Interview de Fanny GRABIAS, dans le cadre du projet de recherche « La judiciarisation de la santé »

ven, 07/16/2021 - 12:22 -- Nathalie ABSALON

Fanny GRABIAS, MCF à l'Université de Lille et membre associé à l'IRENEE a répondu à nos questions à l'occasion de la Newsletter #11 - Été 2021, pour nous présenter son projet de recherche « La judiciarisation de la santé ».
 

En quoi consiste ce projet de recherche ?

Il vise à interroger la réalité d’un phénomène encore largement décrié par les professionnels de santé en raison notamment de son impact sur leurs pratiques professionnelles : celui de l’importance (prétendument) croissante prise par le juge dans le domaine de la santé, sous l’effet conjugué d’une juridicisation de la matière (nombre élevé de règles encadrant notamment l’exercice de l’activité médicale) et d’un accès facilité au prétoire. Les professionnels de santé éprouvent en effet une tension quant au risque d’actions en justice et de condamnations qui peuvent en résulter (responsabilités pénale, civile, administrative et disciplinaire). Une étude statistique d’ampleur a été menée par l’Institut Droit et santé de l’Université Paris Descartes sur la période 1999-2009 et a montré que cette judiciarisation de la santé ne se vérifiait pas du point de vue des chiffres.
Pourtant, cette impression perdure et a d’ailleurs été confortée ces dix dernières années par un certain nombre d’évolutions juridiques en faveur des victimes (extension du champ personnel d’indemnisation, reconnaissance de nouveaux préjudices, extension de l’action de groupe au domaine de la santé, etc.) et quelques affaires grandement médiatiques, dont la plus connue reste l’affaire Lambert. La crise sanitaire actuelle a soulevé également des inquiétudes sur le plan juridique qui n’ont fait que le confirmer.
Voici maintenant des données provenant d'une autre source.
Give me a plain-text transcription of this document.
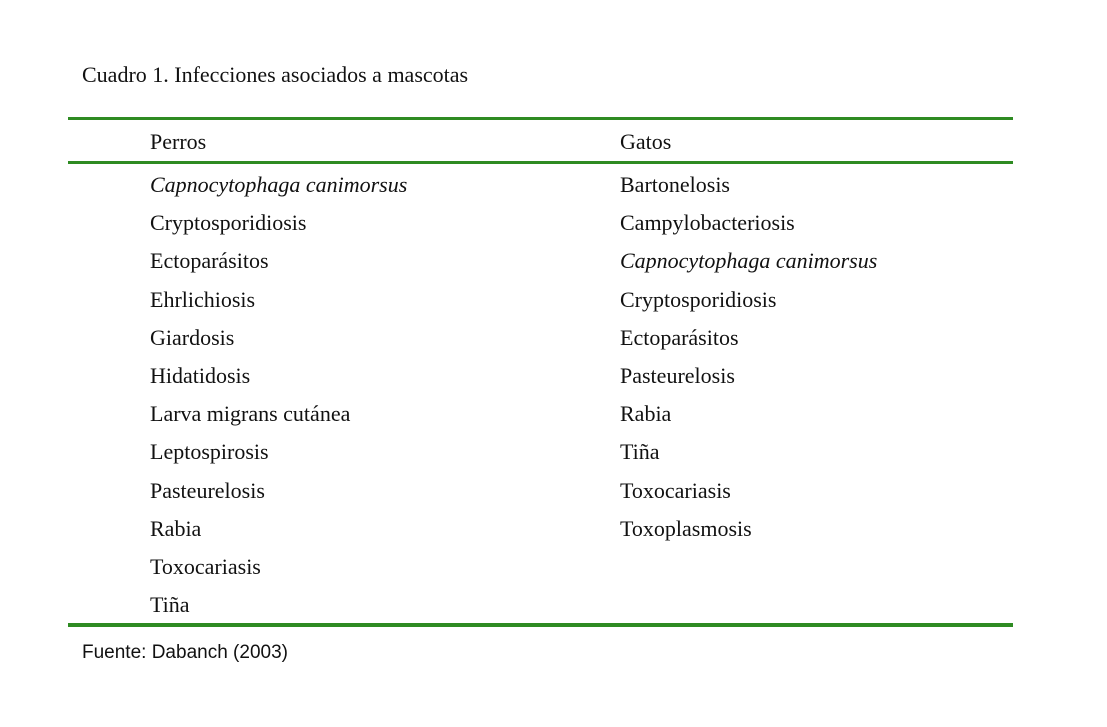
Cuadro 1. Infecciones asociados a mascotas
Perros	Gatos
Capnocytophaga canimorsus
Cryptosporidiosis
Ectoparásitos
Ehrlichiosis
Giardosis
Hidatidosis
Larva migrans cutánea
Leptospirosis
Pasteurelosis
Rabia
Toxocariasis
Tiña
Bartonelosis
Campylobacteriosis
Capnocytophaga canimorsus
Cryptosporidiosis
Ectoparásitos
Pasteurelosis
Rabia
Tiña
Toxocariasis
Toxoplasmosis
Fuente: Dabanch (2003)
Ce projet de recherches a donc pour objet, sur la période 2011-2021, de mesurer et analyser la réalité du risque juridique ressenti par les professionnels de santé dans l’exercice de leur activité. Pour obtenir des résultats rapides, nous avons décidé de privilégier dans un premier temps une perspective régionale et de nous concentrer sur les données recueillies auprès des acteurs de la région Grand-Est (tribunaux judiciaires, tribunaux administratifs, Commission régionale de conciliation et d’indemnisation, Conseil régional de l’ordre des médecins ou des chirurgiens-dentistes, CHRU de Nancy et de Strasbourg).
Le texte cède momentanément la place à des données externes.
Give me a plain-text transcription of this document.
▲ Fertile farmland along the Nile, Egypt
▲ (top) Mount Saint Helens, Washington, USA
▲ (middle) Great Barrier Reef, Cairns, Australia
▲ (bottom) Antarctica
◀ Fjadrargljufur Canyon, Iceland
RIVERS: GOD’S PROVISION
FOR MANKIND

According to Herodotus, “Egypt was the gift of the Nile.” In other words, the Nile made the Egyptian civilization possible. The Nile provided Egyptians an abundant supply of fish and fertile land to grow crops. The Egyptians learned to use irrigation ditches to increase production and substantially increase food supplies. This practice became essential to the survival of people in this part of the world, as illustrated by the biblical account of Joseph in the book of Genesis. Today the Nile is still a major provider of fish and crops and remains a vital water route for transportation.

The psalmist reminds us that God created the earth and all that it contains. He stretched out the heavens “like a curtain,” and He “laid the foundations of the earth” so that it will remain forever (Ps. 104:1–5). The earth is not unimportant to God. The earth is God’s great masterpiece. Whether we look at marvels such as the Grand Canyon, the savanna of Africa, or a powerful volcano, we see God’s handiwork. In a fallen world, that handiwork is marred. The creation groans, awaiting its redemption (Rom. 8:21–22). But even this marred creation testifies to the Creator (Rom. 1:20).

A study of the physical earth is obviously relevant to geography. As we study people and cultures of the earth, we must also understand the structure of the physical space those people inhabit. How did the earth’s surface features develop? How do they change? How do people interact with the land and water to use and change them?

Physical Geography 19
L’approche retenue est à la fois quantitative (démarche statistique) et qualitative (analyse des fondements sur lesquels les recours sont engagés).
 

Avec qui travaillez-vous pour mener ce projet ?

Ce projet, porté par l’IRENEE, est mené en étroite collaboration avec l’IFG, sous ma direction scientifique ainsi que celle du Professeur Bruno PY. Le droit de la santé est en effet une discipline souvent rattachée au droit privé et qui est rarement abordée dans les recherches de droit public sous un angle autre que celui des droits et libertés fondamentaux. Pourtant, cette césure est purement artificielle : si l’on devait rattacher la matière à l’une des deux grandes disciplines, un esprit bien nourri trancherait très vite pour le droit public ! Blague à part, le projet est justement l’occasion de transcender un clivage qui n’a pas de raison d’être ici et de faire travailler ensemble tous les membres intéressés des deux laboratoires.
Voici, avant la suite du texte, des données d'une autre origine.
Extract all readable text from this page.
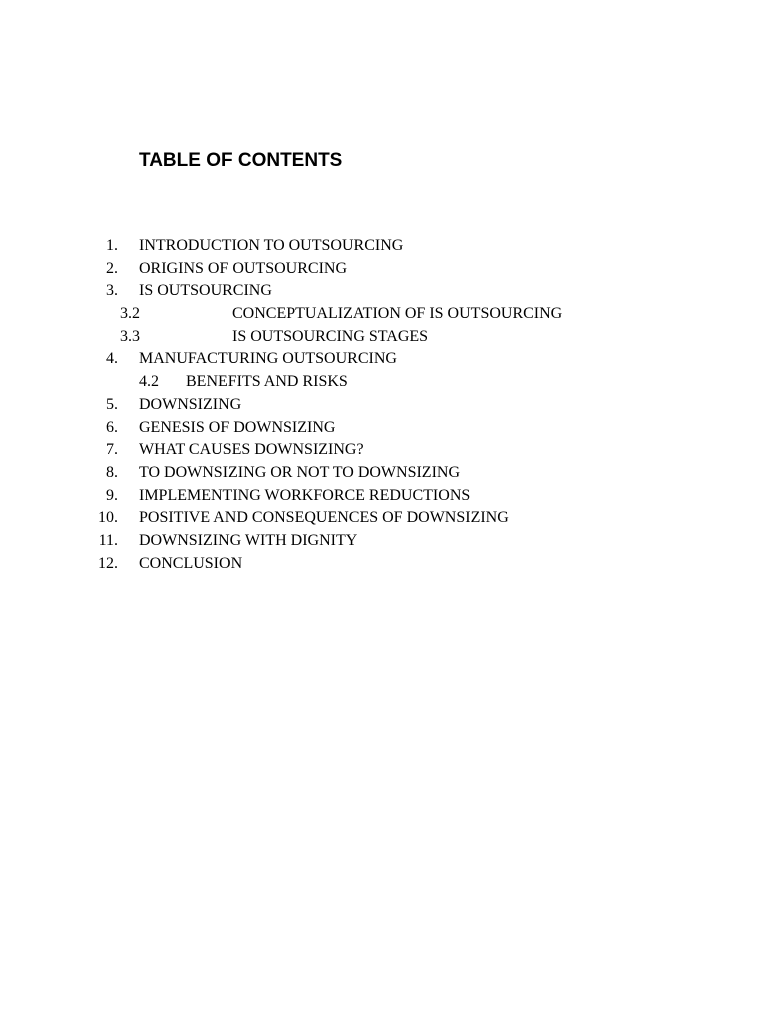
TABLE OF CONTENTS
1. INTRODUCTION TO OUTSOURCING
2. ORIGINS OF OUTSOURCING
3. IS OUTSOURCING
3.2	CONCEPTUALIZATION OF IS OUTSOURCING
3.3	IS OUTSOURCING STAGES
4. MANUFACTURING OUTSOURCING
4.2 BENEFITS AND RISKS
5. DOWNSIZING
6. GENESIS OF DOWNSIZING
7. WHAT CAUSES DOWNSIZING?
8. TO DOWNSIZING OR NOT TO DOWNSIZING
9. IMPLEMENTING WORKFORCE REDUCTIONS
10. POSITIVE AND CONSEQUENCES OF DOWNSIZING
11. DOWNSIZING WITH DIGNITY
12. CONCLUSION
Par ailleurs, puisqu’il nécessite de recueillir un nombre important de données, il est mené en collaboration avec d’autres institutions clés sans lesquelles nous ne pourrions travailler (CCI-ONIAM, Conseil de l’ordre des médecins et des chirurgiens-dentistes, Tribunaux administratifs et judiciaires de la Région, notamment Nancy, etc.).
 

• Quelle valorisation envisagez-vous ?

Le projet est mené sur une durée de trois ans et sera valorisé par la tenue de plusieurs conférences / manifestations scientifiques. Une première journée d’études s’est tenue sur cette thématique en lien avec la crise sanitaire le 25 juin dernier (Judiciarisation de la santé et Covid-19). Les actes de cette journée seront publiés à la fin de l’année aux éditions Kairos.
En mars prochain, nous envisageons également de revenir en partie sur cette thématique dans le cadre d’un colloque consacré aux 20 ans de la loi Kouchner.
Enfin, la conclusion du projet sera restituée sous forme de rapport synthétique et donnera lieu à un colloque dont l’objet sera de porter plus loin la réflexion compte tenu des résultats obtenus.
 

Et au-delà de ce projet ?

Nous avons beaucoup d’idées à ce stade, sur lesquelles nous ne souhaitons pas lever immédiatement le secret pour éviter tout effet d’annonce. Mais il va de soi que le projet pourrait être étendu à une échelle interrégionale voire nationale.